Sometimes you have to offer them a car when what they say they want is a faster horse. That is to say, clients aren’t always in the best position to understand what they need in order to do things in the most efficient and cost-effective way. As innovators, we can demonstrate our expertise by showing clients the areas where they could be optimizing performance, and generating creative solutions to get them there.
The culture of legal innovation is shifting towards law firms as innovators.
Traditionally, legal services have been driven by clients. They would express a need, and the law firm would respond accordingly. Now, law firms need to be prepared to iterate on their own and be proactive in suggesting new ways of doing things in order to keep up with the booming legal services market. Playing it safe isn’t going to cut it anymore; law firms must be willing to take risks and not be afraid to fail.

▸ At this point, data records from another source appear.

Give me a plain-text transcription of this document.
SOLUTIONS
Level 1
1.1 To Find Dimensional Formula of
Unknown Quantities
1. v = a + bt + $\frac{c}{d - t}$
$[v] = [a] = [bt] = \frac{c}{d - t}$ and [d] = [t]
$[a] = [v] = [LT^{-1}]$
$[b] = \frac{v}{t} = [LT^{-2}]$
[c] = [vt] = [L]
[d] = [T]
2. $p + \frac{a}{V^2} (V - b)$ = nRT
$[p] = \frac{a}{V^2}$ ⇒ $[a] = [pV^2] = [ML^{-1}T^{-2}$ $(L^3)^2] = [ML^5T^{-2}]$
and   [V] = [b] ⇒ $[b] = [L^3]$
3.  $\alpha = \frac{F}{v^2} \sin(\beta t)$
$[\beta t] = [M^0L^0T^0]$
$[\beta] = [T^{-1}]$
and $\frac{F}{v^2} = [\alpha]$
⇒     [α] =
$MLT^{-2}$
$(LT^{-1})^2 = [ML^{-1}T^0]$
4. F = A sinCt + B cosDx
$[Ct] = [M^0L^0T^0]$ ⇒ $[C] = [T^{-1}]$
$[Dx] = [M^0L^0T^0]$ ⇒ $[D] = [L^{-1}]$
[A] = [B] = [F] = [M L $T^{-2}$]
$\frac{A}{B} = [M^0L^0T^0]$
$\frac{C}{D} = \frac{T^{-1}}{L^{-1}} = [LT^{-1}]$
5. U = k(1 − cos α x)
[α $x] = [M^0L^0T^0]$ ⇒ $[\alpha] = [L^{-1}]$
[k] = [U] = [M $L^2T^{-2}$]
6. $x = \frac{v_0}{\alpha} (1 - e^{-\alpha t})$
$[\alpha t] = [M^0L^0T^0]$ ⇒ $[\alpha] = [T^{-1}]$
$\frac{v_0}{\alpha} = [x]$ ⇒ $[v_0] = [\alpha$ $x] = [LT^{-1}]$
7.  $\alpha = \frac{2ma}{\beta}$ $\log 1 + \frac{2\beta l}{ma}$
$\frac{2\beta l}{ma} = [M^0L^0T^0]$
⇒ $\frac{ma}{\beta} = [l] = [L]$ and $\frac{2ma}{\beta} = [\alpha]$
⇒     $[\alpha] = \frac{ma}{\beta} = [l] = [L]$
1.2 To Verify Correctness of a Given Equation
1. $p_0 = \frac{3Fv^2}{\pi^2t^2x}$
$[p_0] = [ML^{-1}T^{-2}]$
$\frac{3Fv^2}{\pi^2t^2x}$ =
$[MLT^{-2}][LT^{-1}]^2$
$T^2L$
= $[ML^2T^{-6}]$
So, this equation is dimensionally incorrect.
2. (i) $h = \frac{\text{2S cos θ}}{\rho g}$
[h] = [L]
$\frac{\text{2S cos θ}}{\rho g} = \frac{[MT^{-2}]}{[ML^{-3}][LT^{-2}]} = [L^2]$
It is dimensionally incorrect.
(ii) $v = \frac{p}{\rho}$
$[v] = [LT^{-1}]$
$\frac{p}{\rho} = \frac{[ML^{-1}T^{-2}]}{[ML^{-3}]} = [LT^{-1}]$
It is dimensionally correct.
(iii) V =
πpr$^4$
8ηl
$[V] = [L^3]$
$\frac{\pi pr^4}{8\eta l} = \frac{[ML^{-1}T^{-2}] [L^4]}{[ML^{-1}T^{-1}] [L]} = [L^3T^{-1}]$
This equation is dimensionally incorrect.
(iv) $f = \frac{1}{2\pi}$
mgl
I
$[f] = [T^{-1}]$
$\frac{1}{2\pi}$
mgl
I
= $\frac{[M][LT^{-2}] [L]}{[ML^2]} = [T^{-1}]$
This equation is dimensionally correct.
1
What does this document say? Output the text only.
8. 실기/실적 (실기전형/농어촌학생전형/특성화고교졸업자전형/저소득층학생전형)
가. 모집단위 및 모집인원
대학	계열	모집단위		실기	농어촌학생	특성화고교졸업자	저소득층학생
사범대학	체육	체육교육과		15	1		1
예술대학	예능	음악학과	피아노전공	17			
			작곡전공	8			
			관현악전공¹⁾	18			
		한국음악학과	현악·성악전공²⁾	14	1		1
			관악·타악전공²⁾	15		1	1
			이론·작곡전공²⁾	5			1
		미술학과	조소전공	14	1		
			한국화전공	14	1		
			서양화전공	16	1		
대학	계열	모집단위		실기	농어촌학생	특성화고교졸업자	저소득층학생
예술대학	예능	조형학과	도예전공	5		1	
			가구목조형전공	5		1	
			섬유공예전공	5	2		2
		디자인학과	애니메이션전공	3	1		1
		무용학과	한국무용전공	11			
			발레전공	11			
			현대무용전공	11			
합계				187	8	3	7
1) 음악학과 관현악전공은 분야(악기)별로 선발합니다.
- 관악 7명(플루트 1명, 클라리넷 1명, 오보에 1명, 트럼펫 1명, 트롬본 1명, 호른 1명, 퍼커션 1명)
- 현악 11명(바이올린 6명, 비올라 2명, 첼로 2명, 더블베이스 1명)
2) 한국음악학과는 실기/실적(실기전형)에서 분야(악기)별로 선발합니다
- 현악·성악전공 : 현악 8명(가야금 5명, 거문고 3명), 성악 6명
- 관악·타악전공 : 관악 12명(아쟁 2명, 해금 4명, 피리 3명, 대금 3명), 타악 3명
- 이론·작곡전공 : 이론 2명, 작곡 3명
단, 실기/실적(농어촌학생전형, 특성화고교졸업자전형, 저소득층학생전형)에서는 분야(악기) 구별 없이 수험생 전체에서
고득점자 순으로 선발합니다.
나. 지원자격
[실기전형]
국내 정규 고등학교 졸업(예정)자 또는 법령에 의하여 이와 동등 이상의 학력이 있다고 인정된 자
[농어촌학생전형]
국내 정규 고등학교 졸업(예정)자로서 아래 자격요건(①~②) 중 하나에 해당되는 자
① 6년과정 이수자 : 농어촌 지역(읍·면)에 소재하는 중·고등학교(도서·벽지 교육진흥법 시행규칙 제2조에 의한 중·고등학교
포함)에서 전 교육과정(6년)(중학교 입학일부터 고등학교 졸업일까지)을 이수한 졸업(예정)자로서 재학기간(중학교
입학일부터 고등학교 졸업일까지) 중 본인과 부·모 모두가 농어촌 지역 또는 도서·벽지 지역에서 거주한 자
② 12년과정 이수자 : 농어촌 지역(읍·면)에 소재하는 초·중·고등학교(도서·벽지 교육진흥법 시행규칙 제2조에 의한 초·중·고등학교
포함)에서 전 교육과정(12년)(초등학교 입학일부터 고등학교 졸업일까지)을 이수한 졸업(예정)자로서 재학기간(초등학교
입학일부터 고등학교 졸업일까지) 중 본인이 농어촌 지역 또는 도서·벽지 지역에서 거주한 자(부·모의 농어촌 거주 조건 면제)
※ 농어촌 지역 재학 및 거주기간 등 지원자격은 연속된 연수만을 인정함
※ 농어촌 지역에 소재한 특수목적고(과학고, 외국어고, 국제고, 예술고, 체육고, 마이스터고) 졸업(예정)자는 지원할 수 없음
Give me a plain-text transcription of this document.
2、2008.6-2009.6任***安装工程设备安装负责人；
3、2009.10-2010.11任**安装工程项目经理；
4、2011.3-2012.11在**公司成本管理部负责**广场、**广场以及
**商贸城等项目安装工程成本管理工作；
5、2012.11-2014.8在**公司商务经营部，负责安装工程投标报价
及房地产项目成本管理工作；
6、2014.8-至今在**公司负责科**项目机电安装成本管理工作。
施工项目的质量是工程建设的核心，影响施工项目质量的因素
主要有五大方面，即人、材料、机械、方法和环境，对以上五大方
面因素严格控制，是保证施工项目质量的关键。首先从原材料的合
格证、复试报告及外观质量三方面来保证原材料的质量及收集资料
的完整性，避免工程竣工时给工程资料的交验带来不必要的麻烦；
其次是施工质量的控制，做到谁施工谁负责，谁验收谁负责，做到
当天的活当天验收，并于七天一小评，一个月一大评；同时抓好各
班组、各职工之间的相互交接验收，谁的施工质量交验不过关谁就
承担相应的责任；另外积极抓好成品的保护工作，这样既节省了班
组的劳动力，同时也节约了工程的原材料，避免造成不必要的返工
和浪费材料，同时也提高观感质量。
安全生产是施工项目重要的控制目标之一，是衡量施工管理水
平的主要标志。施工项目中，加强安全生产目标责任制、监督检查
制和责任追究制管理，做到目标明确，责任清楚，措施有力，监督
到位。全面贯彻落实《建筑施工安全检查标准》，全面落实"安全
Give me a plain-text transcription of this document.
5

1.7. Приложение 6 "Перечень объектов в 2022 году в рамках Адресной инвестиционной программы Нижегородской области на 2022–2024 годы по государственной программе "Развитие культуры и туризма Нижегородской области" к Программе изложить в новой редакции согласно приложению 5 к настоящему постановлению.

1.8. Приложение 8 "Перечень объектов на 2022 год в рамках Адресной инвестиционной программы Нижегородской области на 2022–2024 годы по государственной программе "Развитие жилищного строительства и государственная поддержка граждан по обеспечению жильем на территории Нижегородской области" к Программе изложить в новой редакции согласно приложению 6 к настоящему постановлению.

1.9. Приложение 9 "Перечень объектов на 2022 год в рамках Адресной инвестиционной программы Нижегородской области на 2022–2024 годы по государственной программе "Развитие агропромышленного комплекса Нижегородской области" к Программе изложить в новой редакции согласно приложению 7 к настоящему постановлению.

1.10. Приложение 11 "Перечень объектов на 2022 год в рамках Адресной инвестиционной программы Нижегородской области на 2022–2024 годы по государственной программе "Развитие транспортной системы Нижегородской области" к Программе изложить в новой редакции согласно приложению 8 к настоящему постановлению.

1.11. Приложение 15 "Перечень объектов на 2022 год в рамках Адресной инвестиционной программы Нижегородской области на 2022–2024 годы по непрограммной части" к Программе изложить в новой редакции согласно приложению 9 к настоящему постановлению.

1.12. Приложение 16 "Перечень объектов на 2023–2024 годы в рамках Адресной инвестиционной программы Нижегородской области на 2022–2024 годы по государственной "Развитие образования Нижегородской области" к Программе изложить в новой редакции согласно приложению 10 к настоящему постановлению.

Not everyone needs to be a T-shaped lawyer
A T-shaped lawyer is someone who has a depth of traditional skills along with a wide range of non-traditional skills. While this might sound ideal for a lawyer, there is growing recognition among full service law firms that there is value in differentiation. Lawyers have different roles to play; they don’t all need to be all things to all people in order to deliver excellent service. The most important skill you can have as an innovative lawyer is being able to recognize what tasks can be offloaded to technology.
The need for affordable and efficient legal services will always be there. What we as innovators must continue to do is come up with new ways to push the innovation agenda, because our limits extend far beyond what our clients can envision.